Because dreams usually are highly visual, the storage process for visual memories is used here for illustration, though essentially the same principles apply generally. Storage of memories in both the hippocampus and neocortex is sparse and distributed, sparse in the sense that only a fragment of the memory is represented at any one of the distributed physical locations. In the visual neocortex, sets of neurons having different response properties (fragments) for colors, textures, distances, orientation, positions, and so forth, are clustered together at the various distributed locations.

As an example of memory consolidation by hippocampal replay, consider the process for a new declarative memory, that is, for the conscious recollection or explicit remembering of a new scene or event. During replay, fragments of the memory, already sparse and distributed and stored in the hippocampus for the short term, become similarly established in the neocortex for the long term, by a repetitive interactive process. Such replay in humans might continue for as long as 3 years.

Spontaneous reinforcement of memories stored in neocortical circuits during sleep involves electrical activations by both fast and slow brain waves.
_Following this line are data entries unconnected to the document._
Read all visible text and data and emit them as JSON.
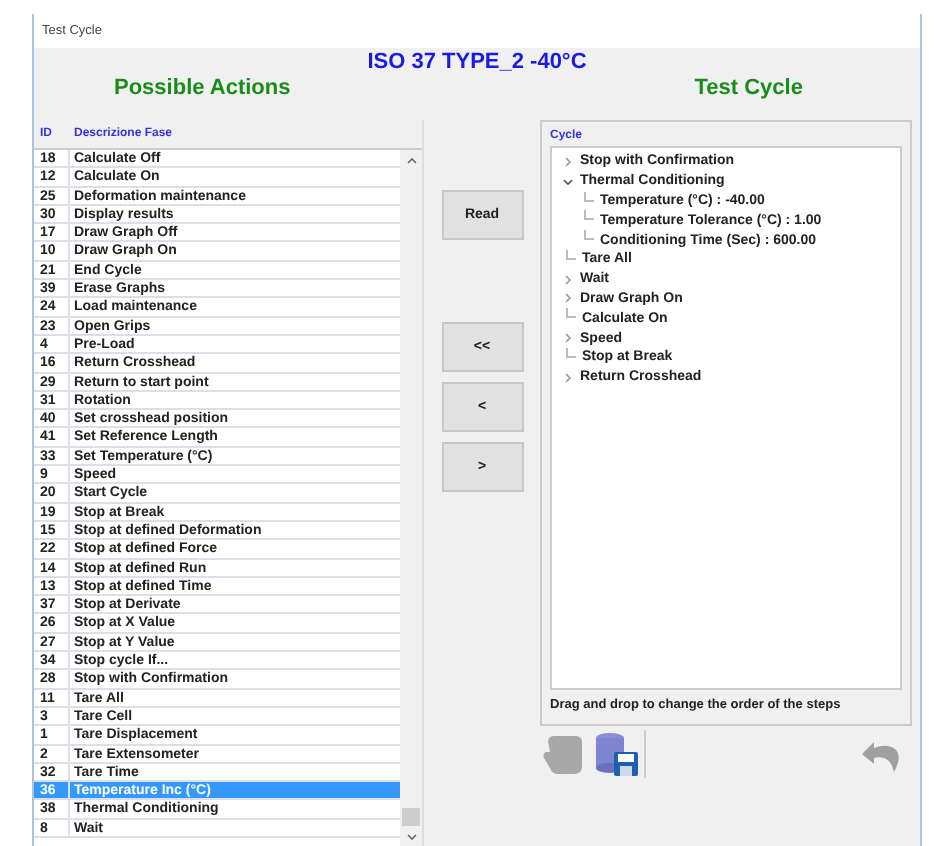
{
  "window": {
    "title": "Test Cycle"
  },
  "header": {
    "title": "ISO 37 TYPE_2 -40°C",
    "left_heading": "Possible Actions",
    "right_heading": "Test Cycle"
  },
  "actions": {
    "columns": [
      "ID",
      "Descrizione Fase"
    ],
    "rows": [
      {
        "id": "18",
        "name": "Calculate Off",
        "selected": false
      },
      {
        "id": "12",
        "name": "Calculate On",
        "selected": false
      },
      {
        "id": "25",
        "name": "Deformation maintenance",
        "selected": false
      },
      {
        "id": "30",
        "name": "Display results",
        "selected": false
      },
      {
        "id": "17",
        "name": "Draw Graph Off",
        "selected": false
      },
      {
        "id": "10",
        "name": "Draw Graph On",
        "selected": false
      },
      {
        "id": "21",
        "name": "End Cycle",
        "selected": false
      },
      {
        "id": "39",
        "name": "Erase Graphs",
        "selected": false
      },
      {
        "id": "24",
        "name": "Load maintenance",
        "selected": false
      },
      {
        "id": "23",
        "name": "Open Grips",
        "selected": false
      },
      {
        "id": "4",
        "name": "Pre-Load",
        "selected": false
      },
      {
        "id": "16",
        "name": "Return Crosshead",
        "selected": false
      },
      {
        "id": "29",
        "name": "Return to start point",
        "selected": false
      },
      {
        "id": "31",
        "name": "Rotation",
        "selected": false
      },
      {
        "id": "40",
        "name": "Set crosshead position",
        "selected": false
      },
      {
        "id": "41",
        "name": "Set Reference Length",
        "selected": false
      },
      {
        "id": "33",
        "name": "Set Temperature (°C)",
        "selected": false
      },
      {
        "id": "9",
        "name": "Speed",
        "selected": false
      },
      {
        "id": "20",
        "name": "Start Cycle",
        "selected": false
      },
      {
        "id": "19",
        "name": "Stop at Break",
        "selected": false
      },
      {
        "id": "15",
        "name": "Stop at defined Deformation",
        "selected": false
      },
      {
        "id": "22",
        "name": "Stop at defined Force",
        "selected": false
      },
      {
        "id": "14",
        "name": "Stop at defined Run",
        "selected": false
      },
      {
        "id": "13",
        "name": "Stop at defined Time",
        "selected": false
      },
      {
        "id": "37",
        "name": "Stop at Derivate",
        "selected": false
      },
      {
        "id": "26",
        "name": "Stop at X Value",
        "selected": false
      },
      {
        "id": "27",
        "name": "Stop at Y Value",
        "selected": false
      },
      {
        "id": "34",
        "name": "Stop cycle If...",
        "selected": false
      },
      {
        "id": "28",
        "name": "Stop with Confirmation",
        "selected": false
      },
      {
        "id": "11",
        "name": "Tare All",
        "selected": false
      },
      {
        "id": "3",
        "name": "Tare Cell",
        "selected": false
      },
      {
        "id": "1",
        "name": "Tare Displacement",
        "selected": false
      },
      {
        "id": "2",
        "name": "Tare Extensometer",
        "selected": false
      },
      {
        "id": "32",
        "name": "Tare Time",
        "selected": false
      },
      {
        "id": "36",
        "name": "Temperature Inc (°C)",
        "selected": true
      },
      {
        "id": "38",
        "name": "Thermal Conditioning",
        "selected": false
      },
      {
        "id": "8",
        "name": "Wait",
        "selected": false
      }
    ]
  },
  "buttons": [
    "Read",
    "<<",
    "<",
    ">"
  ],
  "cycle": {
    "label": "Cycle",
    "items": [
      {
        "label": "Stop with Confirmation",
        "expanded": false
      },
      {
        "label": "Thermal Conditioning",
        "expanded": true,
        "children": [
          {
            "label": "Temperature (°C) : -40.00"
          },
          {
            "label": "Temperature Tolerance (°C) : 1.00"
          },
          {
            "label": "Conditioning Time (Sec) : 600.00"
          }
        ]
      },
      {
        "label": "Tare All"
      },
      {
        "label": "Wait",
        "expanded": false
      },
      {
        "label": "Draw Graph On",
        "expanded": false
      },
      {
        "label": "Calculate On"
      },
      {
        "label": "Speed",
        "expanded": false
      },
      {
        "label": "Stop at Break"
      },
      {
        "label": "Return Crosshead",
        "expanded": false
      }
    ],
    "hint": "Drag and drop to change the order of the steps"
  }
}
Reinforcement often is accompanied by an “unconscious” awareness of the corresponding memories in the forms of static dreams, that is, isolated thoughts or perceptions. Narrative dreams are assembled from these thoughts or perceptions but, on any given night, only from a small fraction of them.

It is an intrinsic property of synapses of memory circuits that they need to be reinforced periodically. Otherwise the synapses weaken and the encoded memories deteriorate, in days, weeks, or little more than a month. Synaptic strengths (weights) persist for only limited periods, primarily because the macromolecules that are essential for synaptic function break down continuously (molecular turnover). Because sufficient numbers of these molecules are needed to preserve the specific synaptic strengths that encode given memories, if “lost” molecules were not replaced periodically, these strengths would gradually decline and the memories would deteriorate.